Wet Conditions Hinder Early Field Preparations in Southern Brazil

Author: Michael Cordonnier/Soybean & Corn Advisor, Inc.

Farmers in the state of Rio Grande do Sul would like to start planting their full-season corn and dry bean crops, but a prolonged period of cold, cloudy and wet weather is hindering their early field preparations. The full-season corn needs to be planted as soon as possible in order to allow enough time for the crop to pollinate and fill grain before the month of December when there can be periods of hot and dry weather. They also would like to plant their dry beans because dry beans are fast maturing and they usually like to plant three crops of dry beans per year.

Temperatures in the state recently dipped down to the low 30's and persistent rains have been falling in the state for several weeks resulting in saturated conditions. This is the third episode of cold weather since late in June when freezing temperatures and snow were recorded in the state.

Rio Grande do Sul is the second leading full-season corn producing state in Brazil after Parana and farmers in the state are anxious to plat their corn due to strong domestic corn prices. Full-season corn and soybeans competed for the same acreage in the state and it is expected that they will opt for increased corn acreage in 2011/12. Only a very small portion of the corn in the state is planted as safrinha corn after the soybean crop is harvested, but more farmers in the state are experimenting with early maturing soybeans that would allow enough time to plant a second crop of corn. The soybean acreage in the state is expected to hold steady or maybe decline slightly this growing season.
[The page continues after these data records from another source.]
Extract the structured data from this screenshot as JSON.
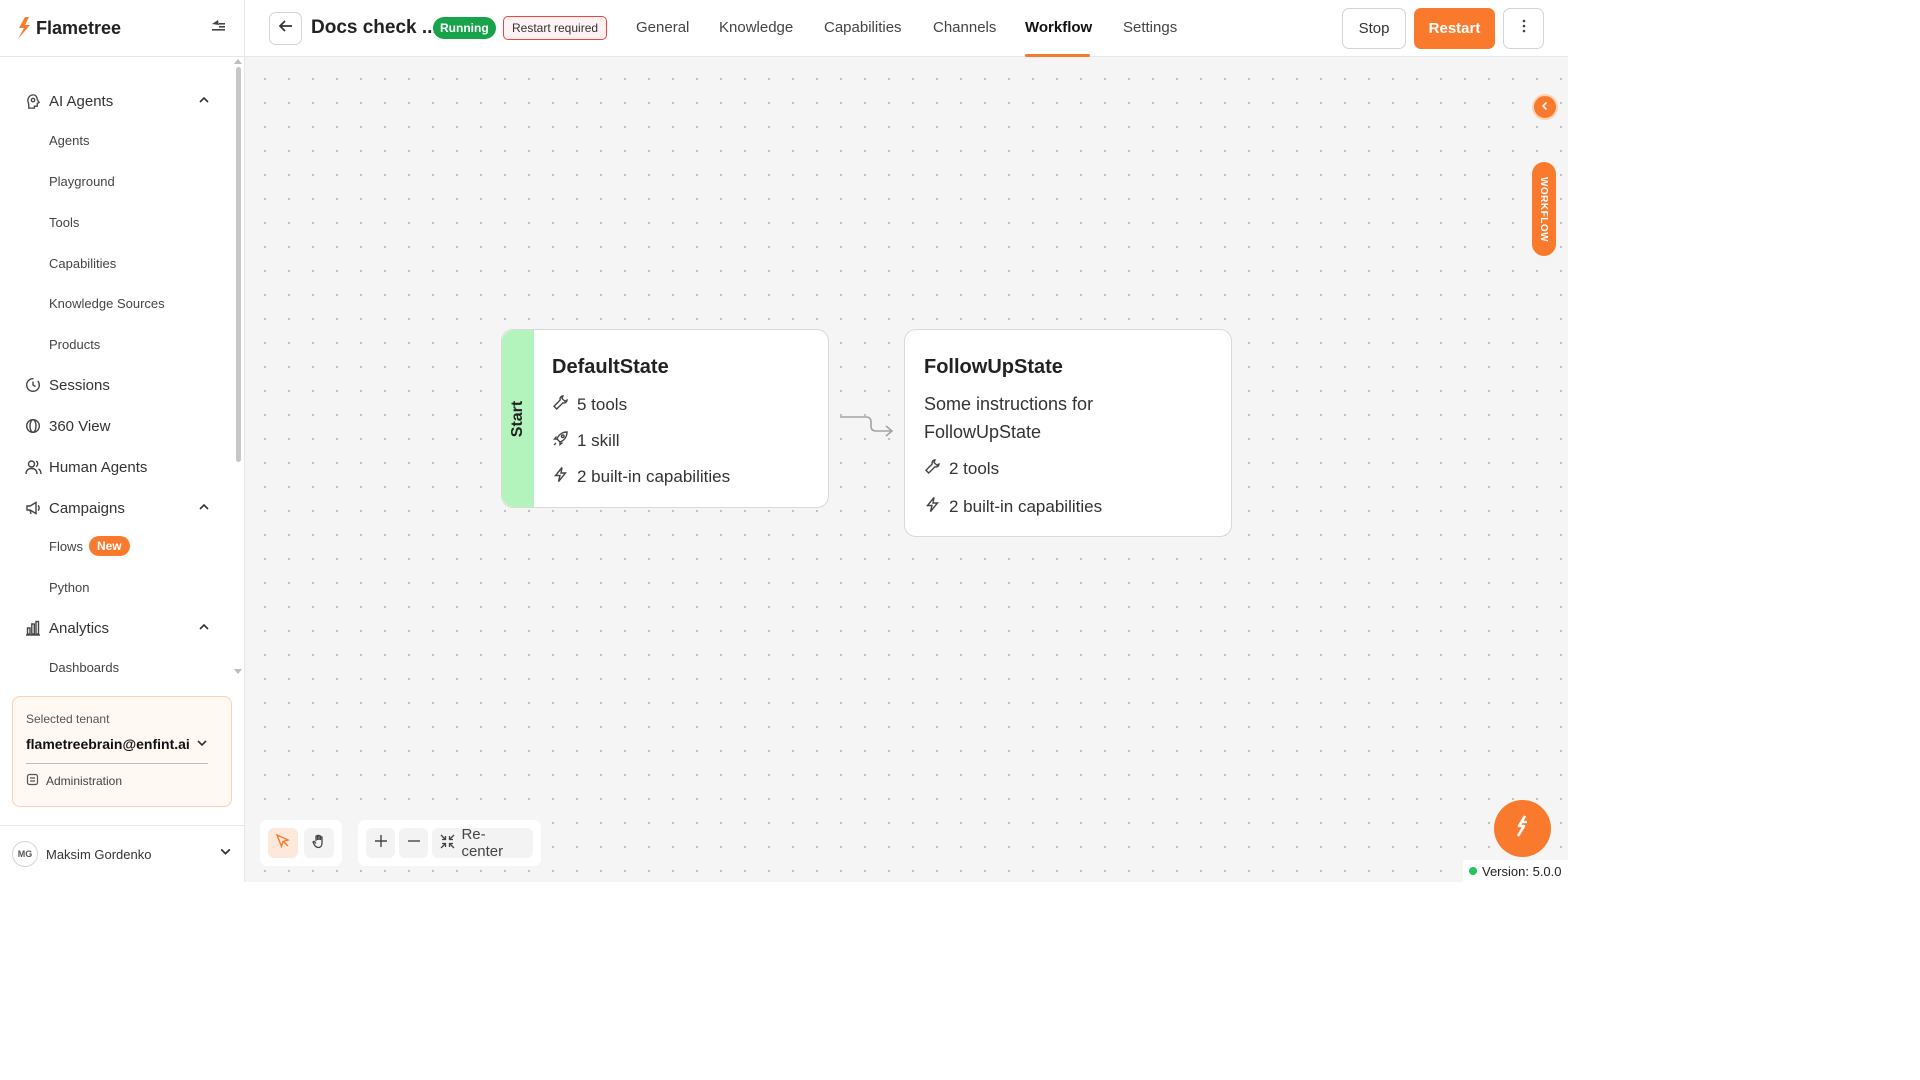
{
  "brand": {
    "name": "Flametree"
  },
  "sidebar": {
    "sections": [
      {
        "label": "AI Agents",
        "icon": "brain-icon",
        "expanded": true,
        "items": [
          "Agents",
          "Playground",
          "Tools",
          "Capabilities",
          "Knowledge Sources",
          "Products"
        ]
      },
      {
        "label": "Sessions",
        "icon": "history-icon"
      },
      {
        "label": "360 View",
        "icon": "view-360-icon"
      },
      {
        "label": "Human Agents",
        "icon": "users-icon"
      },
      {
        "label": "Campaigns",
        "icon": "megaphone-icon",
        "expanded": true,
        "items": [
          "Flows",
          "Python"
        ],
        "flows_badge": "New"
      },
      {
        "label": "Analytics",
        "icon": "bar-chart-icon",
        "expanded": true,
        "items": [
          "Dashboards"
        ]
      }
    ]
  },
  "tenant": {
    "label": "Selected tenant",
    "value": "flametreebrain@enfint.ai",
    "admin_label": "Administration"
  },
  "user": {
    "initials": "MG",
    "name": "Maksim Gordenko"
  },
  "header": {
    "title": "Docs check ...",
    "status_badge": "Running",
    "restart_badge": "Restart required",
    "tabs": [
      "General",
      "Knowledge",
      "Capabilities",
      "Channels",
      "Workflow",
      "Settings"
    ],
    "active_tab": "Workflow",
    "stop_label": "Stop",
    "restart_label": "Restart"
  },
  "workflow": {
    "side_tab_label": "WORKFLOW",
    "nodes": [
      {
        "start_label": "Start",
        "title": "DefaultState",
        "tools": "5 tools",
        "skills": "1 skill",
        "capabilities": "2 built-in capabilities"
      },
      {
        "title": "FollowUpState",
        "description": "Some instructions for FollowUpState",
        "tools": "2 tools",
        "capabilities": "2 built-in capabilities"
      }
    ],
    "recenter_label": "Re-center"
  },
  "version": "Version: 5.0.0",
  "colors": {
    "accent": "#f97a2d",
    "running": "#16a34a",
    "start_band": "#b3f4bd"
  }
}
The principal crop growing in the state at the present time is winter wheat and most of the crop is in the jointing stage. The recent temperatures were not cold enough to cause any significant damage to the wheat crop and the wheat production is expected to be good. Farmers in the state planted 844,000 hectares of wheat and they are expected to harvest 1.85 million tons of wheat. Brazil is expected to produce approximately 5 million tons of wheat in 2011 and to import another 5 million tons of wheat or more to meet domestic demand.